For the past year, Zipline, working closely with the FAA, has been planning on a localized commercial trial of a medical drone delivery service that was scheduled to begin in North Carolina this fall. While COVID is more urgent, the work that’s already been done towards this trial puts Zipline in a good position to move quickly, says Rinaudo.

“All of the work that we did with the IPP [UAS Integration Pilot Program] is even more important, given this crisis. It means that we’ve already been working with the FAA in detail, and that’s made it possible for us to have a foundation to build on to help with the COVID-19 response.” Assuming that Zipline and the FAA can find a regulatory path forward, the company could begin setting up distribution centers that can support hospital networks for both interfacility delivery as well as contactless delivery to (eventually) neighborhood points and perhaps even homes. “It’s exactly the use case and value proposition that I was describing for Africa,” Rinaudo says.

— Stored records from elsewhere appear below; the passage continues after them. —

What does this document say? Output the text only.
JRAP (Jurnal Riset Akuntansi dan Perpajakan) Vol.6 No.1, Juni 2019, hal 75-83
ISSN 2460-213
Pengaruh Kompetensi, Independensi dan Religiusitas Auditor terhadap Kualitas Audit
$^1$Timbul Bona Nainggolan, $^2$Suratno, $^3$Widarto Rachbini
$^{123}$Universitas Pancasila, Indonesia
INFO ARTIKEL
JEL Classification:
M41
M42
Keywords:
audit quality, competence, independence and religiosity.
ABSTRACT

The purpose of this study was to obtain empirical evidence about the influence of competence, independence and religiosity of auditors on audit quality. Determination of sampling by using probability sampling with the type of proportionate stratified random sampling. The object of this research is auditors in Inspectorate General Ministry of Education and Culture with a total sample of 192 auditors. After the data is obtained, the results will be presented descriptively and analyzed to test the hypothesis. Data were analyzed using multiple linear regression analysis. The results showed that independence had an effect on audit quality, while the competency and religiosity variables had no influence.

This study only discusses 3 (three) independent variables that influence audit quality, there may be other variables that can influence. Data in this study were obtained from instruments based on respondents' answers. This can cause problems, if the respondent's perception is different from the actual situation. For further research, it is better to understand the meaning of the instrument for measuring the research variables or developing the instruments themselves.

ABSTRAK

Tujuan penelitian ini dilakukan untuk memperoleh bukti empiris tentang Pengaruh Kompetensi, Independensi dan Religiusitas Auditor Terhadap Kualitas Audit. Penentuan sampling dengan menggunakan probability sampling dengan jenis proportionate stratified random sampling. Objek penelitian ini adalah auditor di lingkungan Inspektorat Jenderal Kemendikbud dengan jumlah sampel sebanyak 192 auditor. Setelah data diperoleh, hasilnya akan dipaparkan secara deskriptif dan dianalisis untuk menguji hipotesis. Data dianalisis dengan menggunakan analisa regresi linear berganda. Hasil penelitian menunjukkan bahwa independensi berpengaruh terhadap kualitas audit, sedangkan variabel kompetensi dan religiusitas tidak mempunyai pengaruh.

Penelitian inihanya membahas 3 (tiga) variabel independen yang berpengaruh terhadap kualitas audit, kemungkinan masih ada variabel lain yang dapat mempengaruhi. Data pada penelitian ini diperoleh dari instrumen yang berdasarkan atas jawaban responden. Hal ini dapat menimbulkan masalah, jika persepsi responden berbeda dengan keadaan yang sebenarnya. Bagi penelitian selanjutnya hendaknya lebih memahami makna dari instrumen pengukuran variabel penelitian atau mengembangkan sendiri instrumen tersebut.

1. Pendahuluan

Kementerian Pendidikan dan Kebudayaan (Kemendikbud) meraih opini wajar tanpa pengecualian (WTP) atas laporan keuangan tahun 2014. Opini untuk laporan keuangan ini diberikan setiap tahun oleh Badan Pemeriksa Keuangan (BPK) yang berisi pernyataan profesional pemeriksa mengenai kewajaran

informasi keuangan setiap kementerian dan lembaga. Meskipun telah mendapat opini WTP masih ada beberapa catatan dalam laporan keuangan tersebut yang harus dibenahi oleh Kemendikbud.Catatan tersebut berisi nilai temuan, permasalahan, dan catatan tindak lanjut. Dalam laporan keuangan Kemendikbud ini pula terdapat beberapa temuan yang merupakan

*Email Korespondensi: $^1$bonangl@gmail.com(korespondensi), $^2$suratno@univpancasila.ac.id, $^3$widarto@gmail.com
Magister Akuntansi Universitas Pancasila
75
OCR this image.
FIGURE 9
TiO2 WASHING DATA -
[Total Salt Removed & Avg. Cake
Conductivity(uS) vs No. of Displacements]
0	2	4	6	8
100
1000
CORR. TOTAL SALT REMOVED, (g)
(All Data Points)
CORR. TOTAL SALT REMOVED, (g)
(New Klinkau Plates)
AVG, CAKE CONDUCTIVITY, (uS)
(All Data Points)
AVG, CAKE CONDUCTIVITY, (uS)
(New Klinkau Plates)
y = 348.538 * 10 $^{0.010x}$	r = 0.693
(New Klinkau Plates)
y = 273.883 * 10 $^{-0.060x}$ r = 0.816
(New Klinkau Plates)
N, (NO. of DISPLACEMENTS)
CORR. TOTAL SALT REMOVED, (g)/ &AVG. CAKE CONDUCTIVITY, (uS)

Leveraging rapid deployment experience that it has from work with the U.S. Department of Defense, Zipline would launch one distribution center within just a few months of a go-ahead from the FAA. This single distribution center could cover an area representing up to 10 million people. “We definitely want to move quickly here,” Rinaudo tells us. Within 18 months, Zipline could theoretically cover the entire US, although he admits “that would be an insanely fast roll-out.”

The question, at this point, is how fast the FAA can take action to make innovative projects like this happen. Zipline, as far as we can tell, is ready to go. We did also ask Rinaudo if he thought that hospitals specifically, and the medical system in general, has the bandwidth to adopt a system like Zipline’s in the middle of a pandemic that’s already stretching people and resources to the limit.

“In the U.S. there’s this sense that this technology is impossible, whereas it’s already operating at multi-national scale, serving thousands of hospitals and health facilities, and it’s completely boring to the people who are benefiting from it,” Rinaudo says. “People in the U.S. have really not caught on that this is something that’s reliable and can dramatically improve our response to crises like this.”